Nine-tenths of Windows development now done on GIT, reveals Microsoft

Closed-source software developed on open-source

Microsoft has moved the development of the Windows operating system almost entirely to the open-source GIT environment.

The decision by Microsoft, which was announced in February, is now almost fully complete as the centrepiece of the company's OneCore project. This is intended to unify different strands of Windows development in a single path.

Nintey per cent of Windows engineers have made the switch, with the other 10 per cent expected to join by summer.

This will, theoretically, lead to the mythical beast that is Continuum finally working properly, although it doesn't signal a solution to the Android developer integration that was abandoned because it was proving uneconomically problematic.

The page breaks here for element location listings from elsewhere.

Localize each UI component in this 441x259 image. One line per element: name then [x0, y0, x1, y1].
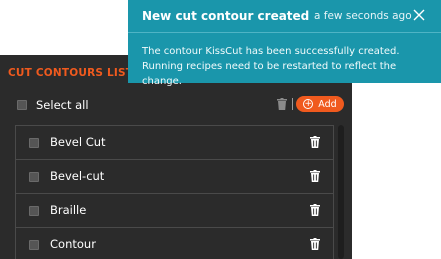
delete-selected-icon[interactable]	[277, 98, 287, 110]
add-button[interactable]: + Add	[296, 96, 344, 112]
list-item[interactable]: Contour	[16, 228, 333, 259]
list-item[interactable]: Bevel Cut	[16, 126, 333, 160]
item-label: Braille	[50, 203, 87, 217]
list-item[interactable]: Bevel-cut	[16, 160, 333, 194]
add-button-label: Add	[318, 98, 337, 110]
select-all-label: Select all	[36, 98, 89, 112]
list-scrollbar[interactable]	[338, 125, 344, 259]
toolbar-divider	[292, 98, 293, 110]
close-icon[interactable]	[412, 8, 426, 22]
item-label: Contour	[50, 237, 96, 251]
trash-icon[interactable]	[310, 170, 320, 182]
select-all-checkbox[interactable]	[17, 100, 27, 110]
toast-message: The contour KissCut has been successfull…	[142, 46, 400, 87]
notification-toast: New cut contour created a few seconds ag…	[128, 0, 441, 87]
item-label: Bevel Cut	[50, 135, 106, 149]
select-all-row[interactable]: Select all	[17, 98, 89, 112]
item-checkbox[interactable]	[29, 240, 39, 250]
toast-timestamp: a few seconds ago	[314, 10, 412, 22]
item-checkbox[interactable]	[29, 172, 39, 182]
list-item[interactable]: Braille	[16, 194, 333, 228]
trash-icon[interactable]	[310, 204, 320, 216]
item-checkbox[interactable]	[29, 138, 39, 148]
panel-title: CUT CONTOURS LIST	[8, 67, 134, 79]
toast-header: New cut contour created a few seconds ag…	[128, 0, 441, 33]
toast-title: New cut contour created	[142, 9, 310, 23]
plus-icon: +	[303, 98, 314, 109]
item-label: Bevel-cut	[50, 169, 105, 183]
trash-icon[interactable]	[310, 238, 320, 250]
trash-icon[interactable]	[310, 136, 320, 148]
scrollbar-thumb[interactable]	[338, 125, 344, 259]
item-checkbox[interactable]	[29, 206, 39, 216]
contours-list: Bevel Cut Bevel-cut Braille Contour	[15, 125, 334, 259]
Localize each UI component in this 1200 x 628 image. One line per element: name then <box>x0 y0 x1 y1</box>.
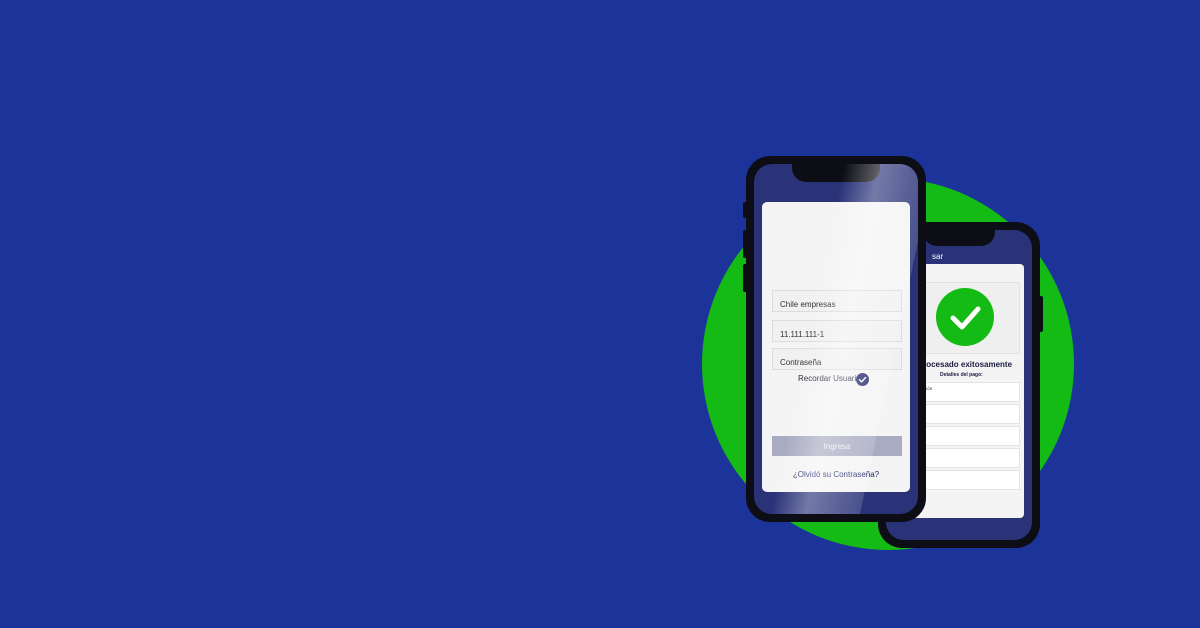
checkmark-icon[interactable] <box>856 373 869 386</box>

After outgrowing SourceDepot, which previously housed its development needs, Microsoft has had to overcome the challenge of combining the 65 different repositories that have been housing Windows of late.

Even GIT has had to be customised to handle the 300GB and 3.5 million files that need to be stored, via a combination of algorithm improvements and a level of elasticity to stop the whole thing grinding to a halt under the weight of demands being placed on it.

The result is the Git Virtual File System (GVFS), which differentiates between what files are available locally and what aren't, and ignores the ones that aren't, bringing a git status command down to nine seconds from potentially hours.

At the moment, there are 8,500 commits and 1,760 builds every day, with that figure only set to rise as the system gets even more bedded in.

Some eyebrows may raise at the ideas of open source washing closed source, but it's worth remembering that Microsoft will have been obliged to donate its customisation to the community, and having Microsoft as a contributor is a pretty big deal.

Additionally, there's proxy servers constantly cloning roughly every 25 seconds, thanks to some big fat Azure bandwidth, so location of the engineer doesn't mess things up too much.

We may even see other tech giants start to collaborate on this type of project, as they all have their own issues.

The final switch-over for Windows engineers in the summer isn't the end of the story. Once that's all in hand the next stage is to move the rest of Microsoft over to Git.